RAG Evaluation FrameworkBefore/After Numbers for Every Change
A RAG evaluation framework with frozen synthetic test sets and three-metric decomposition, turning pipeline tuning from guesswork into measured experiments.
System architecture
Build spec
- Test set
- 100–200 synthetic QA pairs · frozen + committed
- Metrics
- Faithfulness · answer relevancy · context recall
- Pipeline
- LangChain + ChromaDB · temperature 0
- Experiments
- YAML configs: chunking, top-k, prompts
- Analysis
- Before/after tables · per-question diffs
Problem
Most RAG builders test on a handful of questions by hand and ship. Then every change to chunking, retrieval depth, or prompts is a guess, because nothing is measured.
Approach
Generates a synthetic test set (100 to 200 QA pairs) from the corpus with RAGAS, freezes and commits it, then scores every pipeline configuration on three orthogonal metrics: faithfulness, answer relevancy, and context recall. Experiments are YAML configs (chunk size, overlap, top-k, prompt template); a compare tool produces before/after tables with per-question diffs sliced by question type.
Impact
Failures localize instead of blurring: low context recall on long documents means a retrieval problem, low faithfulness means generation is hallucinating past its context. Per-question scores survive every run, so finding which questions broke is one command.
Decisions & tradeoffs
Freeze the test set
Regenerating questions per run silently shifts the baseline and makes comparisons meaningless. Generate once, commit, and every experiment answers against the same exam.

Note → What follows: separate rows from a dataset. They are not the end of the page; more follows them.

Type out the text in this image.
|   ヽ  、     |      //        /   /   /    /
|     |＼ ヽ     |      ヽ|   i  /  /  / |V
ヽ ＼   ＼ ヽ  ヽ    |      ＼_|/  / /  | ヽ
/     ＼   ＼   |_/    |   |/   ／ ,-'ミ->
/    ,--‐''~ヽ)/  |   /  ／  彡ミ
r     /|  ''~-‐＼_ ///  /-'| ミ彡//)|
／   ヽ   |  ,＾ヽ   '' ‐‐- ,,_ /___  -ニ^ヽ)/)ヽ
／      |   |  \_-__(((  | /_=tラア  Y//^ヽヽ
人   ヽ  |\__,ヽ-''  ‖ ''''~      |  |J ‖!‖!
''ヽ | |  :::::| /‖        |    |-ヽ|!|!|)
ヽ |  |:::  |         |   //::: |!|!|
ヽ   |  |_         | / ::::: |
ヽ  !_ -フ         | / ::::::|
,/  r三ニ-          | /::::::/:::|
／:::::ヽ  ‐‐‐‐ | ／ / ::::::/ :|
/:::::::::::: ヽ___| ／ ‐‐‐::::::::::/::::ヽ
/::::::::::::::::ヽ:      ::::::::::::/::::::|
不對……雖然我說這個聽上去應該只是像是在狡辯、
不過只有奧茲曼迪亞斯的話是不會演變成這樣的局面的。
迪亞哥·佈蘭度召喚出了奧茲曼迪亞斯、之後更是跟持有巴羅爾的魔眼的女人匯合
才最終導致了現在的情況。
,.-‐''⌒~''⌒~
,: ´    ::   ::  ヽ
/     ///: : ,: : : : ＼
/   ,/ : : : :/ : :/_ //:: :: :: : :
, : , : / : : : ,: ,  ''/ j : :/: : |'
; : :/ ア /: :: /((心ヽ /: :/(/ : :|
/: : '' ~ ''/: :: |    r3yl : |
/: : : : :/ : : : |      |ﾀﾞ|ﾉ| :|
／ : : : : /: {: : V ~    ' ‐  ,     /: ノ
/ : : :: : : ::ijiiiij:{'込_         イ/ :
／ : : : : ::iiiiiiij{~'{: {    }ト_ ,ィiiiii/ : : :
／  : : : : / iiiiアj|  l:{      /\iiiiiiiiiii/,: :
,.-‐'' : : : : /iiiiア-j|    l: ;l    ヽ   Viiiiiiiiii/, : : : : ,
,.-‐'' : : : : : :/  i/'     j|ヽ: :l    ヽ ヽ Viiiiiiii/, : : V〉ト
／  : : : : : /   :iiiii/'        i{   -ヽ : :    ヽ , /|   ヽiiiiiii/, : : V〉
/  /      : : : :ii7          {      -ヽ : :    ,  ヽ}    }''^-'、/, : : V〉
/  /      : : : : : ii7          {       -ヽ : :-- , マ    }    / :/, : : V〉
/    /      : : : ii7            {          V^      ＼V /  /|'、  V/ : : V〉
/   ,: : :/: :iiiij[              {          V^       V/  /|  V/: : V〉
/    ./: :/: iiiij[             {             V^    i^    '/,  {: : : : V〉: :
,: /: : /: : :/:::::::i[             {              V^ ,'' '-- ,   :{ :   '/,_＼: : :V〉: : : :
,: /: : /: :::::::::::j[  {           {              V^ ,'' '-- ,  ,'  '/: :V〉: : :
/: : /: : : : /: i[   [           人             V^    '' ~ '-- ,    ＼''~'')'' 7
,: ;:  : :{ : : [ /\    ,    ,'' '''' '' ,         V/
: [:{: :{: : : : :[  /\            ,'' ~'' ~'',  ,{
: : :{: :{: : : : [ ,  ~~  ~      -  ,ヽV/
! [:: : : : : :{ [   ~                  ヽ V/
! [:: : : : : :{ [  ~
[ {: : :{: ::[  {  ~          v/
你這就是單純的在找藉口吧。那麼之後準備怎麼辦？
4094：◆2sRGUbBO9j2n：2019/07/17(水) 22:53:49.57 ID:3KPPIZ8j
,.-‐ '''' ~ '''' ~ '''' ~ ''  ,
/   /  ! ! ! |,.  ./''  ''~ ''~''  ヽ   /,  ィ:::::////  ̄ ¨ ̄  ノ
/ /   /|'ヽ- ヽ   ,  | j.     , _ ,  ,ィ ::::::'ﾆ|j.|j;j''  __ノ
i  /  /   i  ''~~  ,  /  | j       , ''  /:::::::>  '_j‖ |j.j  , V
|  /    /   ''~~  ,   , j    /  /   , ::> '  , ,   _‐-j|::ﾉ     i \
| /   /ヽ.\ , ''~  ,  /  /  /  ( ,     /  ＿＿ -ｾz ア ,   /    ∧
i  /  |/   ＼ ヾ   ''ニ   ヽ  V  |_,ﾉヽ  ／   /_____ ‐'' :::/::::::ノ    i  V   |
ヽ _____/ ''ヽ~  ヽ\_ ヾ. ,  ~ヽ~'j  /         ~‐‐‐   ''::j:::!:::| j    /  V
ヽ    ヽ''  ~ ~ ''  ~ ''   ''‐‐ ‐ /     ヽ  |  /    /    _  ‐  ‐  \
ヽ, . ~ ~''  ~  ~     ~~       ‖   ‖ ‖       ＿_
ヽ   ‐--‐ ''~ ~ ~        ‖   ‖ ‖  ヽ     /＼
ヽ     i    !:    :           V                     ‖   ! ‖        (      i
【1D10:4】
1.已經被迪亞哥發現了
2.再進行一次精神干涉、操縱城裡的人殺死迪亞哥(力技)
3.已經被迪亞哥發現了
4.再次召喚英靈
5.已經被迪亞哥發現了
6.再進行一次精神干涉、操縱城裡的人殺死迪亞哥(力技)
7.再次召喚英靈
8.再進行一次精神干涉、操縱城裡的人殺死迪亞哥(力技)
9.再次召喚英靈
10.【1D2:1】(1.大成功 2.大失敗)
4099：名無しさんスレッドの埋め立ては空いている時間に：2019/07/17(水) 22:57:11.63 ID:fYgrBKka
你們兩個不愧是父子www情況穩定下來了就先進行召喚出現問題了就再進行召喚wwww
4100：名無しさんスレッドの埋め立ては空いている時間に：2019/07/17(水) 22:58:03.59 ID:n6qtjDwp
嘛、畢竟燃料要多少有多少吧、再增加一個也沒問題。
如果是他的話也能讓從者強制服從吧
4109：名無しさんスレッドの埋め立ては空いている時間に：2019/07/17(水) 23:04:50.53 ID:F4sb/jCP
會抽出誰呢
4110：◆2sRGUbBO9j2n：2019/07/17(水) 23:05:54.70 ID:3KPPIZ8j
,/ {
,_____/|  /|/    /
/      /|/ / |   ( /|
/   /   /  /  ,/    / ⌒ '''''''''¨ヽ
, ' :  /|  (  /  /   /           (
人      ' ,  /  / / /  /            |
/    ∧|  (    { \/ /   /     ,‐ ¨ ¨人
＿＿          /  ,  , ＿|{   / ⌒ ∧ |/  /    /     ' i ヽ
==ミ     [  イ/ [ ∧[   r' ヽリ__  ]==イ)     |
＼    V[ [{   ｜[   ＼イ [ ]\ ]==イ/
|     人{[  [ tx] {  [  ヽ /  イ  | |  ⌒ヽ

Three metrics over one score
A single RAG score can't say whether retrieval or generation failed. Faithfulness, answer relevancy, and context recall decompose the pipeline so the fix is obvious from the failure.
Configs as experiments
Chunk size, overlap, top-k, and prompt template all live in YAML. Changing an experiment is a diff, and reproducing one is a filename.
System notes
- RAGAS-generated synthetic test set: built once from the corpus, frozen, committed
- Three orthogonal metrics localize failure: retrieval vs generation vs relevancy
- Config-driven experiments: one YAML is one reproducible run
- Per-question scores preserved, enabling slice analysis by doc length and question type
Stack
RAGAS · LangChain · ChromaDB · AWS Bedrock · Python · YAML